Properties of Number

[chitrasrid]

Can someone, please help me out with this question?

If a is a positive integer, and the units digit of a^2 is 9 and the units digit of (a+1) ^ 2 is 4, what is the units digit of (a+2) ^2?

The answer choices are:

(a)1
(b)3
(c)5
(d)6
(e)14

The correct answer is (a)

Here is my thought process:

Only numbers ending in 3 or 7 would yield a units digit of 9 when squared.

If 9 is the units digit of a^2, then either 3 or 7 must be the units digit of a

I am not too sure how to proceed from here.

Thanks for your help!

Chitra Sridhar[*][*]

[jnelson0612]

Can someone, please help me out with this question?

If a is a positive integer, and the units digit of a^2 is 9 and the units digit of (a+1) ^ 2 is 4, what is the units digit of (a+2) ^2?

The answer choices are:

(a)1
(b)3
(c)5
(d)6
(e)14

The correct answer is (a)

Here is my thought process:

Only numbers ending in 3 or 7 would yield a units digit of 9 when squared.

If 9 is the units digit of a^2, then either 3 or 7 must be the units digit of a

I am not too sure how to proceed from here.

Thanks for your help!

Chitra Sridhar[*][*]

You've done a nice job so far! You are correct: only a number ending in 3 or 7 would yield a units digit of 9 when squared.

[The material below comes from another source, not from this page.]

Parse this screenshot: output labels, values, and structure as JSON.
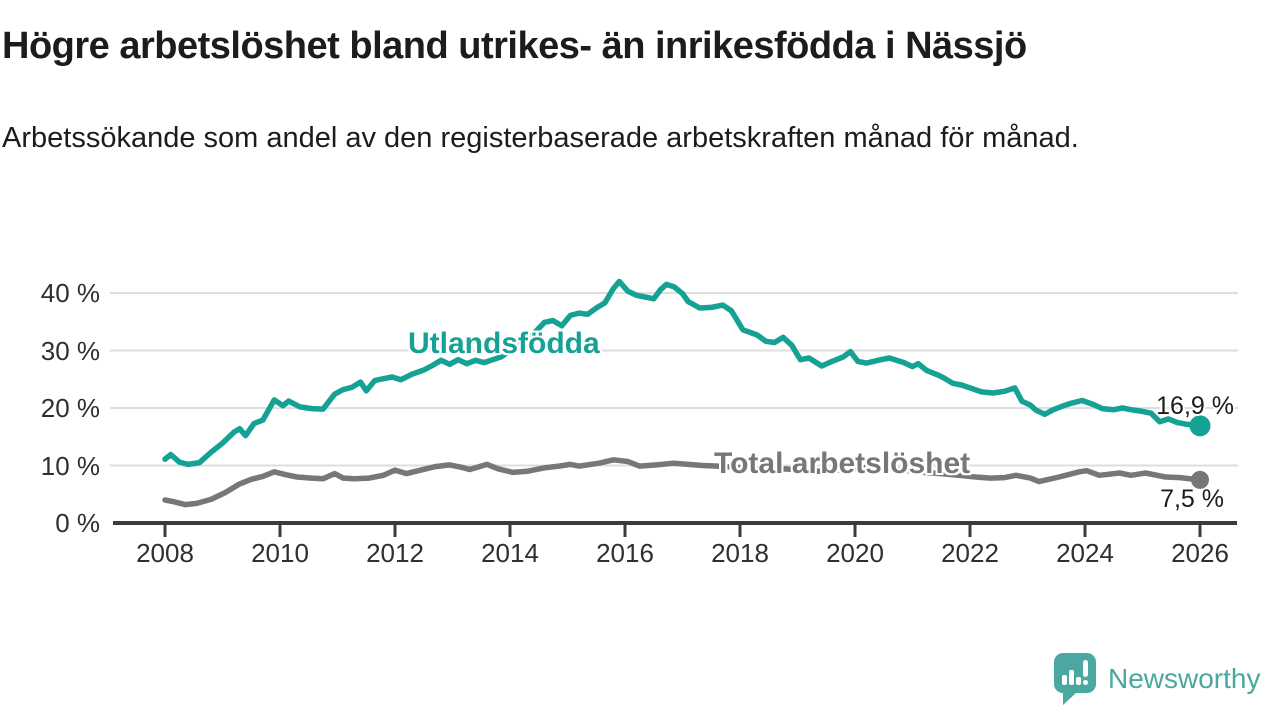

So let's consider 3 or 7 for a.

The next thing that the problem tells us is that (a+1)^2 has a units digit of 4. Let's test out our two possibilities:

If a=3, then (3+1)^2 is 16, units digit of 6. Doesn't work.
If a=7, then (7+1)^2 is 64, units digit of 4. This works!

Thus, a must be 7 or some number ending in 7. Let's just say a=7 to make our lives easier. The question is what is the units digit of (a+2)^2? Let's just plug in a=7 and find that (7+2)^2 = 81. Thus, the units digit is 1. Answer A.